Können Sie das kurz erläutern?
 
 Die Mütter glauben, sie schaden ihren Kindern, wenn sie diese zu nah beteiligen. Also verharmlosen sie ihre Krankheitssituation. Diese Mütter erlauben ihren Kindern nicht, sie im Krankenhaus zu besuchen. Wenn sie an einer Komplikation sterben, haben sie den Kindern verwehrt, sich verabschieden zu können. Darunter leiden die Kinder möglicherweise ein Leben lang.
 
 Kann sich ein Patient stabilisieren?
 
 Ja, in aller Regel ist die Unterstützung durch die Familie am wichtigsten. Der Patient stabilisiert sich auch durch ein gutes Verhältnis zu seinem Arzt, mit dem er offen sprechen kann. Wichtig ist auch, dass er das Finanzielle und die Arbeitsplatzsituation befriedigend geregelt hat.
 
 Was ist über das Private hinaus wichtig?
 
 Es gibt psychoonkologische Maßnahmen, die sehr hilfreich sein können. Von einer Einzelpsychotherapie über eine Gruppentherapie bis hin zu einer Selbsthilfegruppe.
 
 Gibt es bestimmte Typen von Patienten, die vor sich selbst flüchten?
 
 Es gibt zwei große Gruppen von Patienten. Die einen sind die aufgeklärten Mündigen. Sie informieren sich im Internet über ihre Erkrankung.
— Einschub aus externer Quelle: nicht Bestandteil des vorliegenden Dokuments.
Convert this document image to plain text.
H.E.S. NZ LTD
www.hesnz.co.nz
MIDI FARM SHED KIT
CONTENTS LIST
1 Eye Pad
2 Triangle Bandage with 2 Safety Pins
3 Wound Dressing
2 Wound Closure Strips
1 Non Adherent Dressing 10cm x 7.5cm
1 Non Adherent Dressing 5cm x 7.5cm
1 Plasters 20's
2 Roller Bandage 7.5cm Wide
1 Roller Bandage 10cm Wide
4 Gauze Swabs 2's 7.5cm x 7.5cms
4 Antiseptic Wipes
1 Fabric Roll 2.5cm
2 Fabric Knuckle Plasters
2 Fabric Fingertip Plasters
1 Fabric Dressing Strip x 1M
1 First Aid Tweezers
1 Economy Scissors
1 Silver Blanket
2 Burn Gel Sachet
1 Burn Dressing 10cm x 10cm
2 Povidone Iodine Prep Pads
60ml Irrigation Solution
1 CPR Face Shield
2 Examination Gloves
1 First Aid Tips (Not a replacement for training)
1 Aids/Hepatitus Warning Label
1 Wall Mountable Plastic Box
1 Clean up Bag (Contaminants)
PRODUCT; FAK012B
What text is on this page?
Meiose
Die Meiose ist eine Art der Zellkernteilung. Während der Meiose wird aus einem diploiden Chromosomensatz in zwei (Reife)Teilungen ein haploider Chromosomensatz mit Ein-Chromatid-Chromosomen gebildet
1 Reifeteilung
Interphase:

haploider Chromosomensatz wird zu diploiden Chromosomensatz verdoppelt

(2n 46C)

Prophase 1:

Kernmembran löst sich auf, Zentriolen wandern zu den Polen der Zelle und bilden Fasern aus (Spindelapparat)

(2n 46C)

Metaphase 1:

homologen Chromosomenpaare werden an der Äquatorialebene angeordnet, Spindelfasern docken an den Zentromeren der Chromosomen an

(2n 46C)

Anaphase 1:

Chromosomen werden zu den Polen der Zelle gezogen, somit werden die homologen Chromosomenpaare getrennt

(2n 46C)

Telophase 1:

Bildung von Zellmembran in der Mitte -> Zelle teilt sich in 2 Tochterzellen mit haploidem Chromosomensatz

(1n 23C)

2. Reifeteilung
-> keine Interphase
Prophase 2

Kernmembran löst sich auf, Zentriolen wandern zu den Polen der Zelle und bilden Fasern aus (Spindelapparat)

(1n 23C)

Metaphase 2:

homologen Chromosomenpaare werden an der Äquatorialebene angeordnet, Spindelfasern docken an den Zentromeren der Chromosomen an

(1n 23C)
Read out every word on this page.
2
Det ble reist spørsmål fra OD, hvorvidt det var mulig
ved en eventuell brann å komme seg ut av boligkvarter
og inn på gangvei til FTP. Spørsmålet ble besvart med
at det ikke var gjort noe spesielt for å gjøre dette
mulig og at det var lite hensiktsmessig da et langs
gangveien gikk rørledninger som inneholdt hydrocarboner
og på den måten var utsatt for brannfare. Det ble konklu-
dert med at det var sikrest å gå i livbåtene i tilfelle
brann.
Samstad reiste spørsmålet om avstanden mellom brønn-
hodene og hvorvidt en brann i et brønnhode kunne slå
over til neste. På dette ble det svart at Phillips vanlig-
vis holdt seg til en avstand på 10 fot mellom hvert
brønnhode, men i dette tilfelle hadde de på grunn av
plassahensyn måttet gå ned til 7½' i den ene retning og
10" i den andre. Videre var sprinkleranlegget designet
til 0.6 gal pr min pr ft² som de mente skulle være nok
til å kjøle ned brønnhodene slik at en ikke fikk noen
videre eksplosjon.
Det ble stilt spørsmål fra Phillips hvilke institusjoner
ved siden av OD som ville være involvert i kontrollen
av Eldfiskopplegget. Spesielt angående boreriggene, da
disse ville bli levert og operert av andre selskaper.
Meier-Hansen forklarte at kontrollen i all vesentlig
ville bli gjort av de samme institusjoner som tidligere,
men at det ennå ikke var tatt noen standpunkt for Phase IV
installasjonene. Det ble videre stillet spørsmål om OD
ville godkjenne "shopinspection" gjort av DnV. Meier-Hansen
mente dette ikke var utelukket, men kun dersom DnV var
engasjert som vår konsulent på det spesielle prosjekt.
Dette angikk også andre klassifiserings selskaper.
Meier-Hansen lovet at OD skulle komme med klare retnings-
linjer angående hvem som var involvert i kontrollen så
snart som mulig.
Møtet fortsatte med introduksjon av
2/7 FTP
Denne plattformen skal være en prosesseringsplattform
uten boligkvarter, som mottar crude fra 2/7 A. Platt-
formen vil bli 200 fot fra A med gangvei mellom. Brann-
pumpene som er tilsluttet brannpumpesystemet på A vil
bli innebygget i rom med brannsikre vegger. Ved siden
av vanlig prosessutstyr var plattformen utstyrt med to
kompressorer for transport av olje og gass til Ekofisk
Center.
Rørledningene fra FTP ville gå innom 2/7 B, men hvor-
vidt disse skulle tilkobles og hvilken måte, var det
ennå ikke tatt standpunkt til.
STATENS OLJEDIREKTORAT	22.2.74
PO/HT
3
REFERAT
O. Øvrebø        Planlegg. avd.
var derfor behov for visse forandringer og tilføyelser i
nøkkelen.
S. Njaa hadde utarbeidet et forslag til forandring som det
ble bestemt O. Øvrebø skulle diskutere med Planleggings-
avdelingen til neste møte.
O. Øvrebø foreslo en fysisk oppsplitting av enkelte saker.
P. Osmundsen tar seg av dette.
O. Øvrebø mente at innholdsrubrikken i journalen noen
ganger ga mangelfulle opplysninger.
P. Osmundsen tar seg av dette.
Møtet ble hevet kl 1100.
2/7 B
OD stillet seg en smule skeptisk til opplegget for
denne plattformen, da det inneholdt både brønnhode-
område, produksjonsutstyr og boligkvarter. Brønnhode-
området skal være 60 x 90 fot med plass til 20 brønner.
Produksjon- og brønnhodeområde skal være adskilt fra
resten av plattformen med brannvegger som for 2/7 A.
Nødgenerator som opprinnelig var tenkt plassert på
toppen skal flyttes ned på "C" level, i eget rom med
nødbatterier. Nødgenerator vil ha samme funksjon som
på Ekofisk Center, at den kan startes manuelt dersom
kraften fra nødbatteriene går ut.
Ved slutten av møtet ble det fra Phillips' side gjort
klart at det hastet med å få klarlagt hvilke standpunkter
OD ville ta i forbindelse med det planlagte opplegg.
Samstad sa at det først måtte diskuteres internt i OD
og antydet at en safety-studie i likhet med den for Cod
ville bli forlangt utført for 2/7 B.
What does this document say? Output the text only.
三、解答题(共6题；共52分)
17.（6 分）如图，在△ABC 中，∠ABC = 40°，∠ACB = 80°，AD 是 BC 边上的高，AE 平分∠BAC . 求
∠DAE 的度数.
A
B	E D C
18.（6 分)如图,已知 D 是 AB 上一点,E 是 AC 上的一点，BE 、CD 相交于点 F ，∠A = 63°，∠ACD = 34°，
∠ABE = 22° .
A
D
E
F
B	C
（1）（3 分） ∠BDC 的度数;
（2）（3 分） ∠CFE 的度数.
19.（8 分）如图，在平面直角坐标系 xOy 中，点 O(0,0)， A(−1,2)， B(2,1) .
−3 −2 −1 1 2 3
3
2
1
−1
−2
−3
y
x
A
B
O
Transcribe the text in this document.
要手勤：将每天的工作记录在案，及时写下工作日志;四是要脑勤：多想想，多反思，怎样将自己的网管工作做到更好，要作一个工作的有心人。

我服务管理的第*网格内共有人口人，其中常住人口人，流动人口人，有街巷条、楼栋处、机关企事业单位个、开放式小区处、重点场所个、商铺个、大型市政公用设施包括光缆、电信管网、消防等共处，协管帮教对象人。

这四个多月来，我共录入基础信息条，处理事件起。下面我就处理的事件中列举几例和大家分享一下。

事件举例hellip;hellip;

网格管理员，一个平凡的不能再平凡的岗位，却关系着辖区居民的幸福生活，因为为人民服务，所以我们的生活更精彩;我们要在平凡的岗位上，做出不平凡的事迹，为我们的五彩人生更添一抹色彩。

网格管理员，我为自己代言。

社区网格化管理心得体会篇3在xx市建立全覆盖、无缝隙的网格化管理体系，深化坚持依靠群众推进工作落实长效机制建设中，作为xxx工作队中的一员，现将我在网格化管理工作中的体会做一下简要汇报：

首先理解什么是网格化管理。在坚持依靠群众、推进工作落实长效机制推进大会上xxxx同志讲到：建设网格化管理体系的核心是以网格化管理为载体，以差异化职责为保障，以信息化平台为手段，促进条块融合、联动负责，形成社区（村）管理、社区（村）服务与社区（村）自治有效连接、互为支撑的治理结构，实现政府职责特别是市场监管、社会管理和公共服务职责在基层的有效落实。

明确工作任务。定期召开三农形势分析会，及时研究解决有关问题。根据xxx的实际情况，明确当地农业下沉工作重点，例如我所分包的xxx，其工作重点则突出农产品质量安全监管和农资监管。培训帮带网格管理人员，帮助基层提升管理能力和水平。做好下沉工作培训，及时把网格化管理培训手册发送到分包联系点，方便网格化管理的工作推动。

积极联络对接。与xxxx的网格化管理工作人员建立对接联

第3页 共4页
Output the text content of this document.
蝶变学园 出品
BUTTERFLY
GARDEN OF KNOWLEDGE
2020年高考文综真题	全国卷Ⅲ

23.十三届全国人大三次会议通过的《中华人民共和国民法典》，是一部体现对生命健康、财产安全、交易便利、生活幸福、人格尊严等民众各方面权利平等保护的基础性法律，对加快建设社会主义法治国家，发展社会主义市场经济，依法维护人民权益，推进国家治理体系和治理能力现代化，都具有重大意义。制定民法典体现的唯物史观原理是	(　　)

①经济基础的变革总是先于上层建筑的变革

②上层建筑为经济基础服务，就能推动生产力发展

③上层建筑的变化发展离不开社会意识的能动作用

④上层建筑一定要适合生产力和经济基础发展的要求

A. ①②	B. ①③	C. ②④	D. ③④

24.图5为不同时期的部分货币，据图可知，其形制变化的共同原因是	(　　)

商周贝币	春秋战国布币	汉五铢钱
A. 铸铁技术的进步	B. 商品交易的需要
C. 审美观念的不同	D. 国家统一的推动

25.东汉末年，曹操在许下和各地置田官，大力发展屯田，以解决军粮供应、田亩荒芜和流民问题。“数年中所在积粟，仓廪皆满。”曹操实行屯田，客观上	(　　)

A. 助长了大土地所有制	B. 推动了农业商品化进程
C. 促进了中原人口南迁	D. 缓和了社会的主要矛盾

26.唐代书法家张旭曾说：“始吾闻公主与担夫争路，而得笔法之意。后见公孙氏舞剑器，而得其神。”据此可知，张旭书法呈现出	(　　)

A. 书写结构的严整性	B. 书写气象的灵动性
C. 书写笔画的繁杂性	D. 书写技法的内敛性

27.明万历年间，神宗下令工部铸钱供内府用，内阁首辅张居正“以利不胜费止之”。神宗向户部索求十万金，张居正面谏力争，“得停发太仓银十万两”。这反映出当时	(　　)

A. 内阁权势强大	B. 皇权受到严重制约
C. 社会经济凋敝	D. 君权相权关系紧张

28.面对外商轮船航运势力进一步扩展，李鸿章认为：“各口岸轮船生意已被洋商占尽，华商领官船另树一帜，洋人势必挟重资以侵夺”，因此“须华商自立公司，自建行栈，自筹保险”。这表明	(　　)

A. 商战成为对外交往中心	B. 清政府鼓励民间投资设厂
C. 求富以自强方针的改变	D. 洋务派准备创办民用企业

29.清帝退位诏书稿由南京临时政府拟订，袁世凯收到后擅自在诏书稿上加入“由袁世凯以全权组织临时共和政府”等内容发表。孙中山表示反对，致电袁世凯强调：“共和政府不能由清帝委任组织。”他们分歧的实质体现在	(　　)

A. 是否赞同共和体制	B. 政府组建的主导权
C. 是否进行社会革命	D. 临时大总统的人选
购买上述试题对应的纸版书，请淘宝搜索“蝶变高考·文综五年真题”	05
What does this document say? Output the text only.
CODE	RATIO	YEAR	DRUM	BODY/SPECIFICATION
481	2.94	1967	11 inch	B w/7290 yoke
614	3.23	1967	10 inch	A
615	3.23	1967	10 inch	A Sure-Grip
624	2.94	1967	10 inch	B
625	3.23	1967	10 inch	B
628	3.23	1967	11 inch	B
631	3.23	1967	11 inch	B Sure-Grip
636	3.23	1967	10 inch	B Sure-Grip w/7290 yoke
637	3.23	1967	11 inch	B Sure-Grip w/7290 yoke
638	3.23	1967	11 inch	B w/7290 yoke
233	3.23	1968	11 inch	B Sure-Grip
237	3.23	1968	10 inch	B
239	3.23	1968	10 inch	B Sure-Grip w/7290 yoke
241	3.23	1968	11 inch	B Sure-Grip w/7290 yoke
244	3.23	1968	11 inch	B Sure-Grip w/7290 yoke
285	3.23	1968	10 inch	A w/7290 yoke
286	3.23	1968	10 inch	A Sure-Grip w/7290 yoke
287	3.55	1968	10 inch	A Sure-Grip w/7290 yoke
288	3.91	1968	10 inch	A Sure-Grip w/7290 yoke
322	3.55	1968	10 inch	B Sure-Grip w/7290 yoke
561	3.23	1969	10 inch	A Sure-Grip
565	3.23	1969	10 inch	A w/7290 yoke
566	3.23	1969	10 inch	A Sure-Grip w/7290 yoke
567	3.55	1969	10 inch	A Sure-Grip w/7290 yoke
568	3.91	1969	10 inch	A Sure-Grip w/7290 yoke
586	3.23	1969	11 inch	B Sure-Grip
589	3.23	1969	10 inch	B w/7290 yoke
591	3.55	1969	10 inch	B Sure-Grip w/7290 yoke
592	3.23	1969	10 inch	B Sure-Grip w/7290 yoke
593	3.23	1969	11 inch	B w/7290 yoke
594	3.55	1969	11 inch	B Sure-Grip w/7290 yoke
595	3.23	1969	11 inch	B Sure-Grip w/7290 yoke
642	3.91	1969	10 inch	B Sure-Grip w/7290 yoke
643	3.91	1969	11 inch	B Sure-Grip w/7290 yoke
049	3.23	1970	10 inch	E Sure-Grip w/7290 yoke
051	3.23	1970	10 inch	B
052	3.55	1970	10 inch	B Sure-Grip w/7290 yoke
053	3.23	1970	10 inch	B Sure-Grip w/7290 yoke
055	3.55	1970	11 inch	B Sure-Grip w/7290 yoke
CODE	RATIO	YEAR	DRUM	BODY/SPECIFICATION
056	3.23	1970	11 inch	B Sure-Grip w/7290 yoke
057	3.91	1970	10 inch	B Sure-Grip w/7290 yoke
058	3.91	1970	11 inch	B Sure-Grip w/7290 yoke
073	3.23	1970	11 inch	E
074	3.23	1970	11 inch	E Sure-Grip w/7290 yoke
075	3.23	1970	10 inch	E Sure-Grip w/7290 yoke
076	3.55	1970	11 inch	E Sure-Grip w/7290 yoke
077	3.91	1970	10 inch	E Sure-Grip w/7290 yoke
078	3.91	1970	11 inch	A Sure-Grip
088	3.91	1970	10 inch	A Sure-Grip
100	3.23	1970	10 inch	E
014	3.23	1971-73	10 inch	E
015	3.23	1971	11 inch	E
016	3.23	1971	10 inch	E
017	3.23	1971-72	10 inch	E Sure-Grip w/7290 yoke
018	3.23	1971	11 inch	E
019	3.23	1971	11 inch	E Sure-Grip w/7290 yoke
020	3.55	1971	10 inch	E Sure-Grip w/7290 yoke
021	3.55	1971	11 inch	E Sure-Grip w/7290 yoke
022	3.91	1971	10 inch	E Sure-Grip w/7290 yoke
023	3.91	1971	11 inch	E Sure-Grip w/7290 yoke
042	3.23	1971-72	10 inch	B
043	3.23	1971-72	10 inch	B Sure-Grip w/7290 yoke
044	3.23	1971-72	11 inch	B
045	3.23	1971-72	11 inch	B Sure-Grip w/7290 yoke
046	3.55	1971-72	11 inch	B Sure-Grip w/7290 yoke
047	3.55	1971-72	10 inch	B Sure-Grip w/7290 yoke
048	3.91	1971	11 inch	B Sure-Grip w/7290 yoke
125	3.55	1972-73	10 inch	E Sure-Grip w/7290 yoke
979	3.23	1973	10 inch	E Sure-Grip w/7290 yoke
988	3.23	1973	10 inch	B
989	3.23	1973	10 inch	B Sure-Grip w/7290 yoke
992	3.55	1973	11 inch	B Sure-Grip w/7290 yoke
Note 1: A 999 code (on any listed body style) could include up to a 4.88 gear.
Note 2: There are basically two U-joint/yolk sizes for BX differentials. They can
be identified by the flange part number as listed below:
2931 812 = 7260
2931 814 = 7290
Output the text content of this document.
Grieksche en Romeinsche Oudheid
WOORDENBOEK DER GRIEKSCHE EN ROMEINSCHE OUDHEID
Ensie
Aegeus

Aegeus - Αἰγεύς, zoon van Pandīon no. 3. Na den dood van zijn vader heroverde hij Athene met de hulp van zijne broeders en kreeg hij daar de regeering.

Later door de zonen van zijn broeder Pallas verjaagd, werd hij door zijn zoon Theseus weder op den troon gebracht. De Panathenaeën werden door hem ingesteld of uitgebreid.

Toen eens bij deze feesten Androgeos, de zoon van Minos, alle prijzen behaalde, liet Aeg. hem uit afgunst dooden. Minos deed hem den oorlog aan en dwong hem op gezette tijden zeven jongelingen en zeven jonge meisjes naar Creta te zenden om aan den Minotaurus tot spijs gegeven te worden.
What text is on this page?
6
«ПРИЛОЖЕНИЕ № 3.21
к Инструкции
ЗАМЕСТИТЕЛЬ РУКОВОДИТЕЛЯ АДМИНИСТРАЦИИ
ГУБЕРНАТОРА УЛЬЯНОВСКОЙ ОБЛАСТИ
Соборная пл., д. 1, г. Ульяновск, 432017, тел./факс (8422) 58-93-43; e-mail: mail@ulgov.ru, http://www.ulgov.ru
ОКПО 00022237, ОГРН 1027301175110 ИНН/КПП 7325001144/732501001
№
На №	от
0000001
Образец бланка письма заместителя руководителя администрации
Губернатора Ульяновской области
Sie wollen alle Behandlungsentscheidungen mit dem Arzt gemeinsam diskutieren. In dieser Gruppe kommt eher eine kleine Zahl von den Verleugnern vor. Auf der anderen Seite gibt es Patienten, die nach dem paternalistischen Modell mit dem Arzt in Kontakt treten. Sie sehen den Arzt als Vaterfigur. Sie vertrauen ihm und machen alles, was er für richtig hält. Möglicherweise sind in dieser Gruppe mehr Verleugner.
 
 Wie reagiert das Umfeld des Patienten auf sein Verdrängen?
 
 Häufig ganz verwirrt und verunsichert. Das gilt sowohl für die Ärzte als auch für die Familie.
 
 Findet der Patient Wege, um sich selbst bei seiner Angst vor Krebs zu helfen?
 
 Ja, er kann sich entweder ablenken oder viel darüber mit seinen Familienangehörigen und Beratungsstellen sprechen. Manche Patienten suchen aber auch gezielt eine Psychotherapie auf. Sie wollen einen Profi haben, der ihnen hilft, ihre Angst unter Kontrolle zu bringen.
 
 Auf was legt Ihre Klinik Wert?
 
 Wir legen besonders großen Wert auf unterstützende Maßnahmen. Diese sollen den Patienten helfen, die Behandlung und die Erkrankung gut zu überstehen. Ich zähle jetzt einige davon auf: Wir haben einen psychoonkologischen Dienst, fächerübergreifende Schmerzbehandlung, Ernährungsberatung, Spezialisten für Sport und eine Sozialberatung. Wir schneiden diese Unterstützungsangebote zielgenau auf die wirklich bedürftigen Patienten zu.
 
 Wie kann der Patient seine Lebensqualität erhöhen?
 
 Wir wollen dem Patienten helfen, seine Lebensqualität zu verbessern. Dazu gehört, dass seine Kommunikation funktioniert, er offene und befriedigende Gespräche führen kann. Er muss sich dann nicht isoliert zurückziehen. Es gehört auch dazu, dass er sich im Klaren ist, was ihm wirklich wichtig ist. Im Angesicht des begrenzten Lebens kann es von großer Bedeutung sein, noch Träume zu verwirklichen. Bei Erschöpfung oder Schmerzen können wir dem Patienten helfen, das körperliche Befinden zu verbessern.